The subscript $8$ is a notation that is used to identify a particular root of the enclosed polynomial. This is not a commonly used notation, but the ordering is (poorly) documented in Mathematica:
The ordering used by Root[f,k] takes real roots to come before complex ones, and takes complex conjugate pairs of roots to be adjacent.
In fact, the ordering is in ascending magnitude of the real-valued roots, followed by ordering the complex-valued roots in a way that is not obvious to me; all I can say is that they are arranged in increasing order of real part, but there does not seem to be a consistent rule for the ordering of roots with the same real part but different imaginary parts. This is more of a question for Mathematica.SE as it is specific to the implementation in Mathematica. But suffice it to say this is not a standard notation.
In any case, your specific situation is not ambiguous because the roots of the minimal polynomials for $\cos \frac{2\pi}{17}$ and $\cos \frac{\pi}{17}$ are all real-valued: there are no complex-valued roots. So when the subscript $8$ is used, it is referring to the unique largest real root.

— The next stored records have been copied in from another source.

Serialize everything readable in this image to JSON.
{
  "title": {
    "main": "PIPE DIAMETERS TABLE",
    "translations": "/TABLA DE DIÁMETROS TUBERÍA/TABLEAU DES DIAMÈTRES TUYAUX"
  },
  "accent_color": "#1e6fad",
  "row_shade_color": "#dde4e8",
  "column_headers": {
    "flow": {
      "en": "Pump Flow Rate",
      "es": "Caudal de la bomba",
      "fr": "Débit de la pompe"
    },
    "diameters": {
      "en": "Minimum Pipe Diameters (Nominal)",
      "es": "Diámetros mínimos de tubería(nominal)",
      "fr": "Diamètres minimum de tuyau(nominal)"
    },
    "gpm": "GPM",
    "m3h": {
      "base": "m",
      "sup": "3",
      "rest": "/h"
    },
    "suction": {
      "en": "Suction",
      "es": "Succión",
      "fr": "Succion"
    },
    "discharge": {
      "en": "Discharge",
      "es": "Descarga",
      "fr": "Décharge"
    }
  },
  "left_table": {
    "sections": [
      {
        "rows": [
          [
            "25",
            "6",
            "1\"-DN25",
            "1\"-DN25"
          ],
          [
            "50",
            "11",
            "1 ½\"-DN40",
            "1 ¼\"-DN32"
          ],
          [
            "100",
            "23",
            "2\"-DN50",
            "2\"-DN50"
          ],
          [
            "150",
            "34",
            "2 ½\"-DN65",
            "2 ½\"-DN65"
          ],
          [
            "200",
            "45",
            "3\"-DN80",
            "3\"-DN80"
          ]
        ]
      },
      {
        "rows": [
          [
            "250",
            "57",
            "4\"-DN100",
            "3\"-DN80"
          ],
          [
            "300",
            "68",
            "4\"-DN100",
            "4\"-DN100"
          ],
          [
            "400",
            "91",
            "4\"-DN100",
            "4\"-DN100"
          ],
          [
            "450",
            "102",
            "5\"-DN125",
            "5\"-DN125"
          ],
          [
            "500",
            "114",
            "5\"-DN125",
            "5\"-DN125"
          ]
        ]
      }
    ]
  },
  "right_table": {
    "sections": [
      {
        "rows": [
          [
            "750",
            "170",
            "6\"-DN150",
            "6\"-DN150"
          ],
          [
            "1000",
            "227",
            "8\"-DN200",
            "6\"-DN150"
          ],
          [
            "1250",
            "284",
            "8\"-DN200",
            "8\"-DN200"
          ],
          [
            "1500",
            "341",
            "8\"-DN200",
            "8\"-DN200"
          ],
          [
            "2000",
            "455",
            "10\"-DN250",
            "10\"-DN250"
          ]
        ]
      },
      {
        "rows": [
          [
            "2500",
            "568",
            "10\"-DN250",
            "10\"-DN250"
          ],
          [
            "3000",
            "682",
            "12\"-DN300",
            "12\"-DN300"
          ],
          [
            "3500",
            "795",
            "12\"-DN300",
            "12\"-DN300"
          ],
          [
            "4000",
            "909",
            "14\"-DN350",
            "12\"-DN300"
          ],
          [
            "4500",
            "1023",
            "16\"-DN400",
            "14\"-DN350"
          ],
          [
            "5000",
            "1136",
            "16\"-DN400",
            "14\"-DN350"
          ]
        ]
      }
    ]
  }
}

As for $x$, this is just a placeholder variable. It makes no difference if it is $x$ or $y$ or "ducks." The point is that there is a polynomial $f$ of degree $8$ of some variable, and the solution of the equation $f = 0$ for that variable leads to $8$ real-valued roots, the largest of which is $\cos \frac{2\pi}{17}$ or $\cos \frac{\pi}{17}$ depending on which polynomial we are talking about.
But you are correct: just by looking at the polynomial, we cannot immediately tell whether such a polynomial has roots that are constructible--i.e., they are expressible using only a finite number of additions, subtractions, multiplications, divisions and square root operations on integers.